Recipe

Rank rows within a group

Short answer: three ranking functions, three different tie-handling behaviors. ROW_NUMBER gives every row a unique rank (ties broken arbitrarily). RANK gives tied rows the same rank but skips the next number (1, 2, 2, 4). DENSE_RANK gives tied rows the same rank without skipping (1, 2, 2, 3). Pick by what should happen on ties in your data.

Quick comparison #

Score: 95, 90, 90, 85ROW_NUMBERRANKDENSE_RANK
95111
90 (tied)222
90 (tied)322
85443
Use for"exactly one row per rank" (Top-N)"tied scores share rank, gaps OK" (sports)"tied scores share rank, no gaps" (pricing tiers)

Canonical SQL #

sql
SELECT
  user_id,
  region,
  revenue,
  ROW_NUMBER() OVER (PARTITION BY region ORDER BY revenue DESC) AS row_num,
  RANK()       OVER (PARTITION BY region ORDER BY revenue DESC) AS rnk,
  DENSE_RANK() OVER (PARTITION BY region ORDER BY revenue DESC) AS dense_rnk
FROM   user_revenue;

Example #

Loading SQL editor...

Common patterns #

sql
-- Top-N per group: most common analytics ask.
SELECT *
FROM (
  SELECT *, ROW_NUMBER() OVER (PARTITION BY region ORDER BY revenue DESC) AS rn
  FROM user_revenue
) ranked
WHERE rn <= 5;                      -- Top 5 per region

-- Percentile rank (0 to 1).
SELECT
  user_id,
  revenue,
  PERCENT_RANK() OVER (ORDER BY revenue) AS pct_rank,
  CUME_DIST()    OVER (ORDER BY revenue) AS cumulative_dist
FROM user_revenue;

-- "Highest in group" tie-broken by a secondary column.
SELECT *
FROM (
  SELECT *, ROW_NUMBER() OVER (
    PARTITION BY region
    ORDER BY revenue DESC, signup_date ASC, user_id ASC      -- multi-key tie break
  ) AS rn
  FROM user_revenue
) ranked
WHERE rn = 1;

-- NTILE: split rows into N equal-sized buckets (quartiles, deciles).
SELECT
  user_id,
  revenue,
  NTILE(4) OVER (ORDER BY revenue) AS quartile
FROM user_revenue;

When to use which #

ROW_NUMBER: when you need exactly one row per rank position. For "Top 3 customers per region," you want exactly 3 rows per region, even if two customers are tied at #3. The engine picks one; add a deterministic tie-breaker column to make the choice reproducible.
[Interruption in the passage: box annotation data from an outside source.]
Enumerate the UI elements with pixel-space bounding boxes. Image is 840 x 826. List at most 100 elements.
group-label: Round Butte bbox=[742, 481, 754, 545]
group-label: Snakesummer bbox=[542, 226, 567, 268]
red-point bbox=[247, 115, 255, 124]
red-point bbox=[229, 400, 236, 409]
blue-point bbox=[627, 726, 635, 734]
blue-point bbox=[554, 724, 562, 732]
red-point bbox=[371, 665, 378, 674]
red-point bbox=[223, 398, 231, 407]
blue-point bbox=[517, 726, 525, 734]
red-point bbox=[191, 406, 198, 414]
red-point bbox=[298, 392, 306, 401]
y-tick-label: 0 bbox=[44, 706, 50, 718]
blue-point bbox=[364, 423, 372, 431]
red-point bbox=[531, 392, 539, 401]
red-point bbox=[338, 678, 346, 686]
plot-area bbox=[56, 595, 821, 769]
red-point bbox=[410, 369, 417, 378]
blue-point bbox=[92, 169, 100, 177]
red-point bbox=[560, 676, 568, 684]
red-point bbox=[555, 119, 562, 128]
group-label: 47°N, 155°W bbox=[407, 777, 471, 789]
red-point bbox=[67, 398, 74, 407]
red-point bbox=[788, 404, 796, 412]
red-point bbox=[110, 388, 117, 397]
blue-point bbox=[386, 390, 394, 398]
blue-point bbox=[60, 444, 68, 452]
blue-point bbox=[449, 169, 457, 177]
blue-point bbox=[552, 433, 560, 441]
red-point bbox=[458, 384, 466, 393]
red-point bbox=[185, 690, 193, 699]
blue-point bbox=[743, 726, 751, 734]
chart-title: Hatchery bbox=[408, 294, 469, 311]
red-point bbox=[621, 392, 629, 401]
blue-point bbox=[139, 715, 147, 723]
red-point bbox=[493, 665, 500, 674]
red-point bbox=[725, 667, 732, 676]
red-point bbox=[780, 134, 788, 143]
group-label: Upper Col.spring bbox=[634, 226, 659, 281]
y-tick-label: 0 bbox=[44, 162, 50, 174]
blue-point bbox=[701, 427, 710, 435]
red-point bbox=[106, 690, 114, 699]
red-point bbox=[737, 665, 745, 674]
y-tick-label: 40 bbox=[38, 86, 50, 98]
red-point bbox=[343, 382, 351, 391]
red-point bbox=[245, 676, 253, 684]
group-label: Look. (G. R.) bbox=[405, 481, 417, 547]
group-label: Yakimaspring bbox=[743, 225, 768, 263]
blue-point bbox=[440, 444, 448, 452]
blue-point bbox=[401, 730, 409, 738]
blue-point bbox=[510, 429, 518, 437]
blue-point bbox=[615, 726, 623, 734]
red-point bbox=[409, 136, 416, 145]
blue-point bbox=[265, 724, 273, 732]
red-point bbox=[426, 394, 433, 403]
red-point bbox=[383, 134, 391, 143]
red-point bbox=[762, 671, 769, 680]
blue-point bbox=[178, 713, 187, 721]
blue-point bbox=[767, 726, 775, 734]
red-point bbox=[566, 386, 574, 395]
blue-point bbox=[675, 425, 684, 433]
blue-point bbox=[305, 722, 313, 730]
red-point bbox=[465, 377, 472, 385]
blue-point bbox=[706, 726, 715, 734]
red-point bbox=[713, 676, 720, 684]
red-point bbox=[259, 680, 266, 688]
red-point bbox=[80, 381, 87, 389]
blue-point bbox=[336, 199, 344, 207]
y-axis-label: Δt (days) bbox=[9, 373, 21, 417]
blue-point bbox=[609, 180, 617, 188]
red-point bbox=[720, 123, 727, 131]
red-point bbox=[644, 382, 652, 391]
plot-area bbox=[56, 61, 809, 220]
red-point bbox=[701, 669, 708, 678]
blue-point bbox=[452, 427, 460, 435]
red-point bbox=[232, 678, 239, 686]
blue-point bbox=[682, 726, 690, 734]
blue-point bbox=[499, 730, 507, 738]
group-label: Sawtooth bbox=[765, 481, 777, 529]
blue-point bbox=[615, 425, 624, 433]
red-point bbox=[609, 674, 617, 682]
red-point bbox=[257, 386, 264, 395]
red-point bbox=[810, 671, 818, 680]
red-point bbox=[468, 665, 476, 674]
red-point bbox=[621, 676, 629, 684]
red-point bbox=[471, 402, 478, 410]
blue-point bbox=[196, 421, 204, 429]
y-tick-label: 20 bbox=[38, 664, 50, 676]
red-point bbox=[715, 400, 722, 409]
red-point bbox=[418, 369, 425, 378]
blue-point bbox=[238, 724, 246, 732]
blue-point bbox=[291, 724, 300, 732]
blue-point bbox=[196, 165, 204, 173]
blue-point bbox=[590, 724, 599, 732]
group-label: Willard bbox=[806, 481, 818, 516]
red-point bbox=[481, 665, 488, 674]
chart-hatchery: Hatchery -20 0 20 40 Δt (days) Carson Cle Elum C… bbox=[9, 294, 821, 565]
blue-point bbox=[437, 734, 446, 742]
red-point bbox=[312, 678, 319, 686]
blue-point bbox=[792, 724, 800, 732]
RANK: when ties should share a rank but the next position should reflect how many rows came before it. Sports leaderboards work this way: two athletes tied for second place, the next is fourth (not third). RANK produces 1, 2, 2, 4.
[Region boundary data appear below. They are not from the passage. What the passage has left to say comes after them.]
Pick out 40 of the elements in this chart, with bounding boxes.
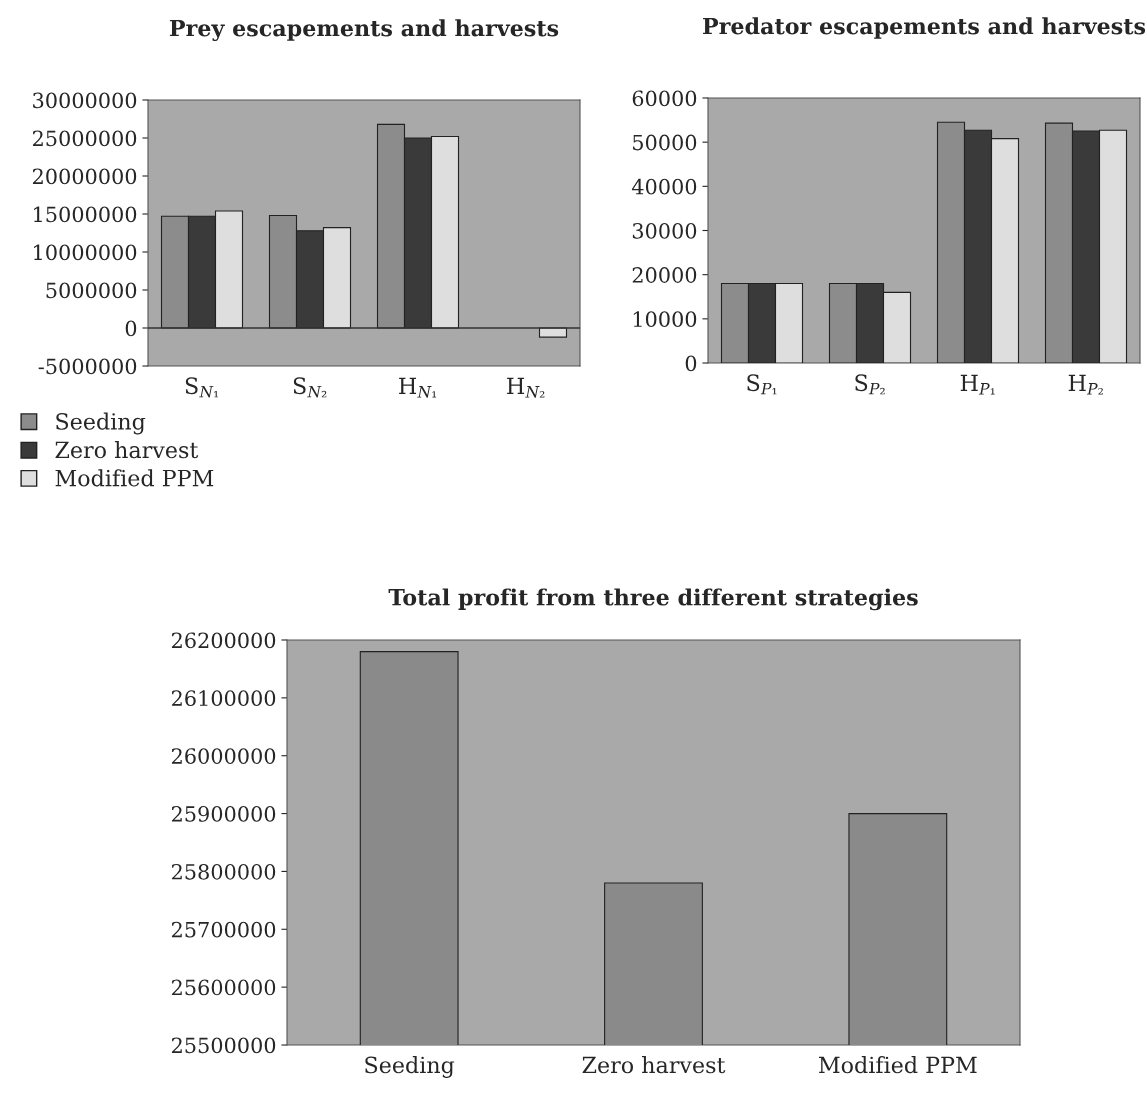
y-tick-label: 20000000 xyxy=(32,168,137,185)
y-tick-label: 26200000 xyxy=(171,632,276,649)
x-tick-label: H$_{P₁}$ xyxy=(960,374,995,395)
chart-title: Prey escapements and harvests xyxy=(169,19,559,42)
legend-label: Modified PPM xyxy=(55,469,214,487)
y-tick-label: 26100000 xyxy=(171,690,276,707)
y-tick-label: -5000000 xyxy=(38,358,137,375)
y-tick-label: 25000000 xyxy=(32,130,137,147)
legend-label: Zero harvest xyxy=(55,441,199,459)
y-tick-label: 10000 xyxy=(633,311,697,328)
y-tick-label: 10000000 xyxy=(34,244,137,261)
y-tick-label: 40000 xyxy=(631,178,697,195)
y-tick-label: 0 xyxy=(685,355,697,372)
y-tick-label: 15000000 xyxy=(34,206,137,223)
x-tick-label: Modified PPM xyxy=(818,1056,977,1074)
x-tick-label: S$_{P₂}$ xyxy=(855,374,885,395)
x-tick-label: H$_{P₂}$ xyxy=(1068,374,1103,395)
x-tick-label: S$_{P₁}$ xyxy=(747,374,777,395)
x-tick-label: H$_{N₂}$ xyxy=(507,377,545,398)
chart-title: Total profit from three different strategies xyxy=(388,588,918,611)
x-tick-label: H$_{N₁}$ xyxy=(399,377,437,398)
x-tick-label: Seeding xyxy=(365,1056,455,1078)
y-tick-label: 25500000 xyxy=(171,1037,276,1054)
x-tick-label: S$_{N₁}$ xyxy=(185,377,219,398)
y-tick-label: 60000 xyxy=(632,90,697,107)
y-tick-label: 30000000 xyxy=(33,92,137,109)
y-tick-label: 20000 xyxy=(632,267,697,283)
y-tick-label: 0 xyxy=(125,320,137,337)
x-tick-label: Zero harvest xyxy=(582,1056,726,1074)
y-tick-label: 25700000 xyxy=(171,921,276,938)
y-tick-label: 25900000 xyxy=(171,806,276,822)
chart-title: Predator escapements and harvests xyxy=(703,17,1146,39)
legend-label: Seeding xyxy=(56,412,146,435)
y-tick-label: 26000000 xyxy=(171,748,276,764)
y-tick-label: 50000 xyxy=(633,134,697,151)
x-tick-label: S$_{N₂}$ xyxy=(293,377,327,398)
y-tick-label: 30000 xyxy=(632,222,697,239)
y-tick-label: 25600000 xyxy=(171,979,276,996)
y-tick-label: 25800000 xyxy=(171,863,276,880)
y-tick-label: 5000000 xyxy=(46,282,137,299)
DENSE_RANK: when ties should share a rank but the next position is just the next integer. Pricing tiers and segmentation buckets work this way, with Tier 1 / Tier 2 / Tier 3 regardless of how many products are in each tier. DENSE_RANK produces 1, 2, 2, 3.
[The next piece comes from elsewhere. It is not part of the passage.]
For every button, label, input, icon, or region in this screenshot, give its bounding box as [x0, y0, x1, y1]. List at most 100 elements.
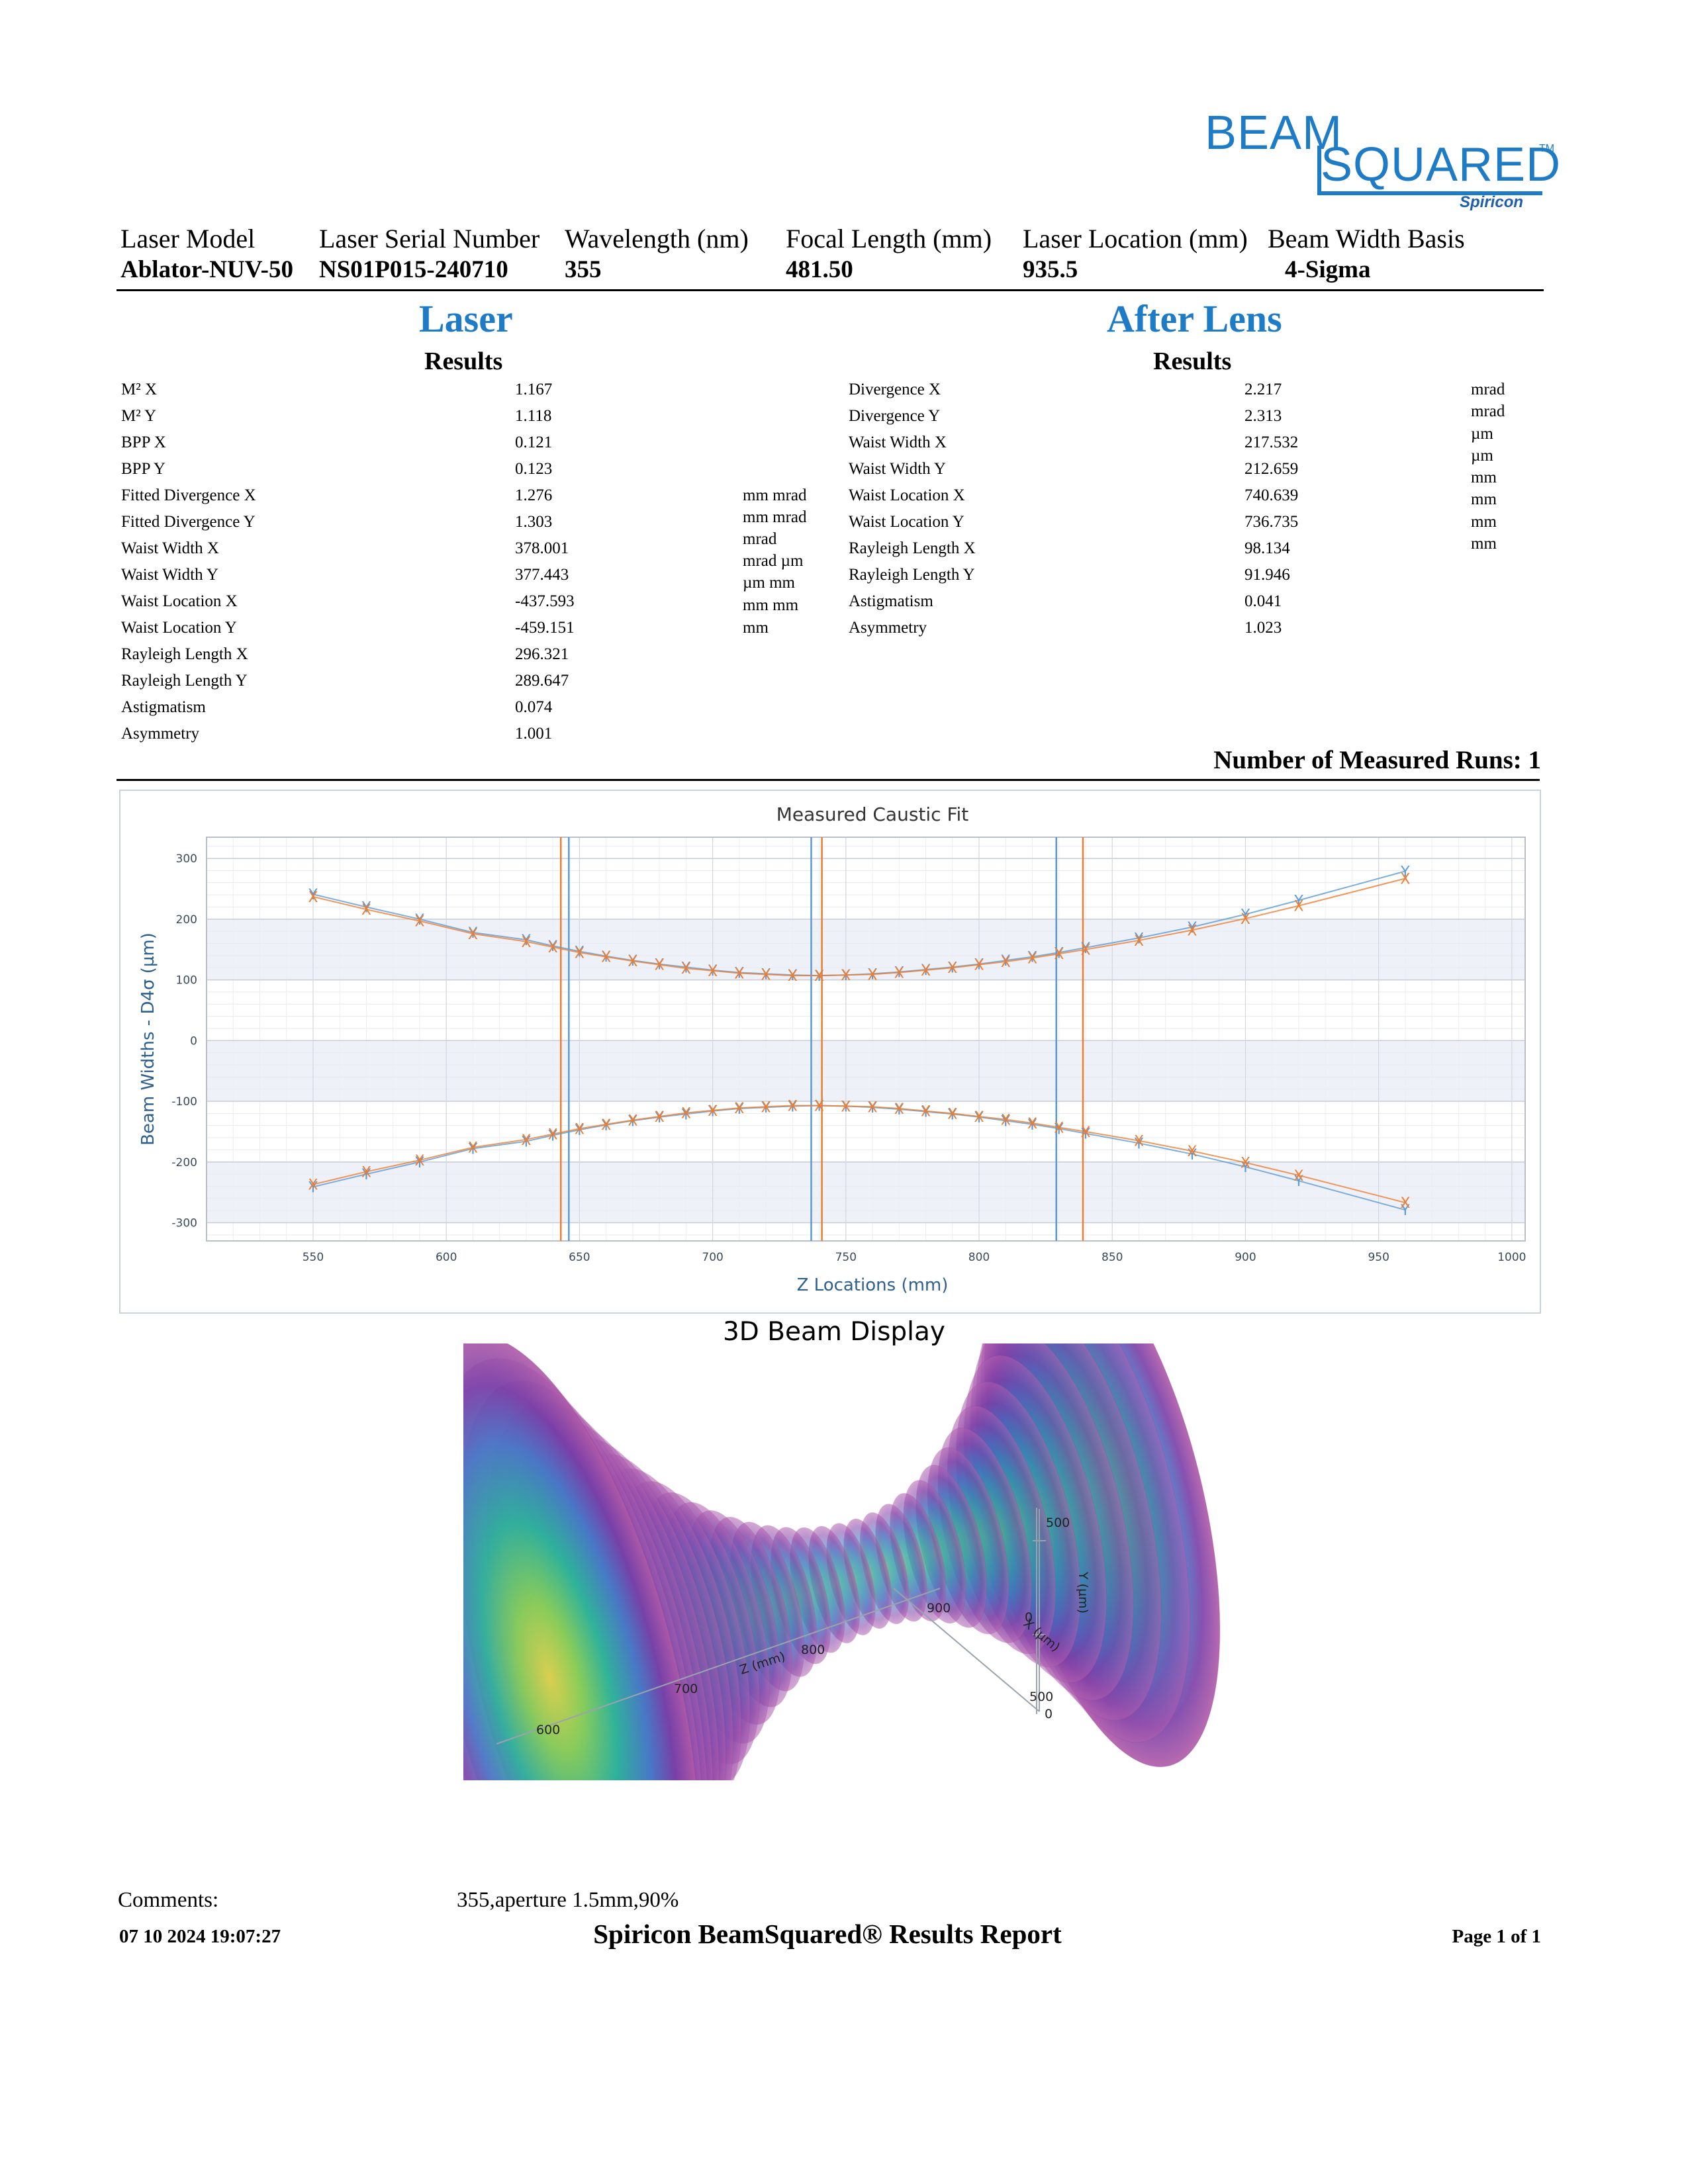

NTILE(n): divides rows into n evenly-sized buckets. Quartiles (NTILE(4)), deciles (NTILE(10)), percentiles (NTILE(100)). Different problem from ranking, same family of functions.

Dialect notes #

  • ROW_NUMBER, RANK, DENSE_RANK, NTILE, PERCENT_RANK, CUME_DIST: ANSI standard, supported on Postgres, MySQL (8+), SQL Server, Oracle, Snowflake, BigQuery, DuckDB, Redshift, SQLite (3.25+).
  • QUALIFY clause: DuckDB / Snowflake / BigQuery / Databricks / Teradata let you filter on a window function without the subquery wrapper: SELECT ... QUALIFY ROW_NUMBER() OVER (...) <= 5. Cleaner.
  • MySQL pre-8.0: no window functions. Emulate ROW_NUMBER per group with user-defined variables (@row := IF(@grp = group, @row + 1, 1)); it works but is fragile.
  • RANK vs DENSE_RANK performance: identical on every modern engine. Choose by semantics, not by speed.
Tip

The single most-Googled SQL question is "Top N per group," and ROW_NUMBER() OVER (PARTITION BY g ORDER BY metric DESC) <= N (filtered in a subquery or with QUALIFY) is the canonical answer. Memorize the pattern, swap ROW_NUMBER for RANK / DENSE_RANK based on tie semantics, and you've got 80% of the analytics ranking work covered. References: Top N per group pattern, first or last row per group.